The Black Hills National Forest was set aside for multiple uses, and those uses “go on concurrently with grazing,” Wheeler said.
She identified the major uses of the Black Hills National Forest as cattle grazing, timber harvesting, mining, hunting, and recreation.
Both ranchers and forest managers must accommodate those other uses. Those multiple uses create a complex choreography that requires constant compromise between the varying interests. Under the system, nobody gets everything they want, said Thompson.
With all of those uses, people are continually using the trails that lead through the woods. Hikers, miners, campers, hikers, and hunters sometimes drive through gates and leave them open. Ranchers like Thompson say gates require constant watching.
Thompson reflected that he and his fellow stockmen deal with the problem, “Mostly by pulling our hair out.”
Thompson added, however, that he and his fellow ranchers have an ongoing dialogue with local ATV and off-road groups, and the effort has had positive results including a greater awareness of the need to close gates and the need to respect fences.
With the coming of an extensive system of fences in the Black Hills, branding isn’t as critical as it once was. But it’s still an important practice that helps to prevent cattle from one herd mixing with other herds. It also helps forest managers to identify animals that may have strayed into the wrong pastures.
Thompson said the state brand boards ride herd on the registration of the brands, but the work of keeping the herds from mixing requires alertness on the part of ranchers and range managers.
Predators are another concern for ranchers. According to Thompson, cattle are vulnerable to the vagaries of predators, and it’s a vulnerability that other users of the forest sometimes don’t understand or have much sympathy for.
But it doesn’t interfere with the relationship between managers and ranchers, according to Wheeler.
“I’m not aware of any major issue that we have when it comes to predation,” she said.
In any case, predators are usually an issue handled by state wildlife managers, requiring three-way coordination between ranchers, the Forest Service, and the state Game, Fish, and Parks Department.
Thompson believes a wildlife issue that is more problematic for ranchers than predators is elk. Large elk herds can occasionally overgraze some allotments and interfere with access to water for cattle. Ranchers aren’t free to simply drive them off, Thompson said. The migration of large deer and elk herds is one difficulty that ranchers have to tolerate as part of the bargain, he said, but those problems can usually be worked out through communication with the wildlife management personnel at the state level.
Finally, there is the issue of judging how many cattle a given section of national forest land can support. It’s a difficult problem that requires long experience in managing wooded rangeland, a lot of data, and good judgment.
The Forest Service has been in the business of range management for more than a century now, Wheeler said. So there is a hoard of grazing experience contained in the history of the Forest Service grazing activities.
That’s where good judgment comes in, Thompson said. It’s necessary in deciding which result is the reasonable and achievable objective and in deciding which result will benefit which parties.

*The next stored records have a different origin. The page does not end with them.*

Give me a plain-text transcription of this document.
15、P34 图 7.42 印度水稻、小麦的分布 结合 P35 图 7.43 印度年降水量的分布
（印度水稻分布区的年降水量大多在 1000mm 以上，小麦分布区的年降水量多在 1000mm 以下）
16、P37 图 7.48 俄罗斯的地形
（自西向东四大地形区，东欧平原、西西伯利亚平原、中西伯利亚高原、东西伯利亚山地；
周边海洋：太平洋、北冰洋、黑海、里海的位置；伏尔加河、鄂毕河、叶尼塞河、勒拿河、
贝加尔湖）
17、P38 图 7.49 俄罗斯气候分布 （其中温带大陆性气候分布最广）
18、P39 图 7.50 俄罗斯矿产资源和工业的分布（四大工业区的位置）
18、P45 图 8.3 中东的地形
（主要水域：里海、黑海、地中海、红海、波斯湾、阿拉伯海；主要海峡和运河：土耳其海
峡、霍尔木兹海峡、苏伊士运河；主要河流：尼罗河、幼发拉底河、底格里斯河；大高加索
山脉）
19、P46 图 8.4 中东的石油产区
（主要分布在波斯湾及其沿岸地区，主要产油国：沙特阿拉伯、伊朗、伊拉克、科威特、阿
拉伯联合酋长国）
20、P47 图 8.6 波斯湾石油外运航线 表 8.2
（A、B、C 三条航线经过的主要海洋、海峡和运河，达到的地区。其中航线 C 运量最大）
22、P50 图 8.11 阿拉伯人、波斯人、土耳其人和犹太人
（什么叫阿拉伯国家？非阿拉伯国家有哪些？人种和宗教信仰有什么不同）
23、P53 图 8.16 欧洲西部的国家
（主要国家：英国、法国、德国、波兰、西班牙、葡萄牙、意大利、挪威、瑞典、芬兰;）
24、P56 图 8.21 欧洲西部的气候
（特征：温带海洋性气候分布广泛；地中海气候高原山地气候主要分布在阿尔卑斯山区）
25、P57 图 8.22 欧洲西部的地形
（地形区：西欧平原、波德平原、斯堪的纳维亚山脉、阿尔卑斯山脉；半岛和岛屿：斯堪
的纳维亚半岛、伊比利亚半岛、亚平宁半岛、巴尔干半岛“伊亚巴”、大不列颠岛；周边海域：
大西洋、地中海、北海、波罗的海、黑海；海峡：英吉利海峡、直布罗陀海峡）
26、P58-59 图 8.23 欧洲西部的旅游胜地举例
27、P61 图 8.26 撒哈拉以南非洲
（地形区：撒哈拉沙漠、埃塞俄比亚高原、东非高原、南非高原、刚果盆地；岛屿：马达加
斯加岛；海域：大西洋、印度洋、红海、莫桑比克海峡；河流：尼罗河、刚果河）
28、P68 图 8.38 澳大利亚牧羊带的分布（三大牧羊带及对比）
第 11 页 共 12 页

For the Forest Service, the task of good judgment is not static. It’s changing constantly. When changes have to be made to grazing procedures and policies, they are not made lightly.
“We have to do an environmental analysis,” Wheeler said of the more extensive changes that are made.
But there are routine changes in grazing techniques that are undertaken with the cooperation, and sometimes at the behest, of the ranchers.
“We have new information and new science coming out, and it evolves,” Wheeler said.
Those changes are usually accommodated with regular communication between the Forest Service and ranchers.
“We have a pretty good relationship with the permittees we have here,” Wheeler said.
Thompson agrees with Wheeler on the quality of the relationship between the two parties.
“It’s good and getting better. It’s trending upward,” Thompson said.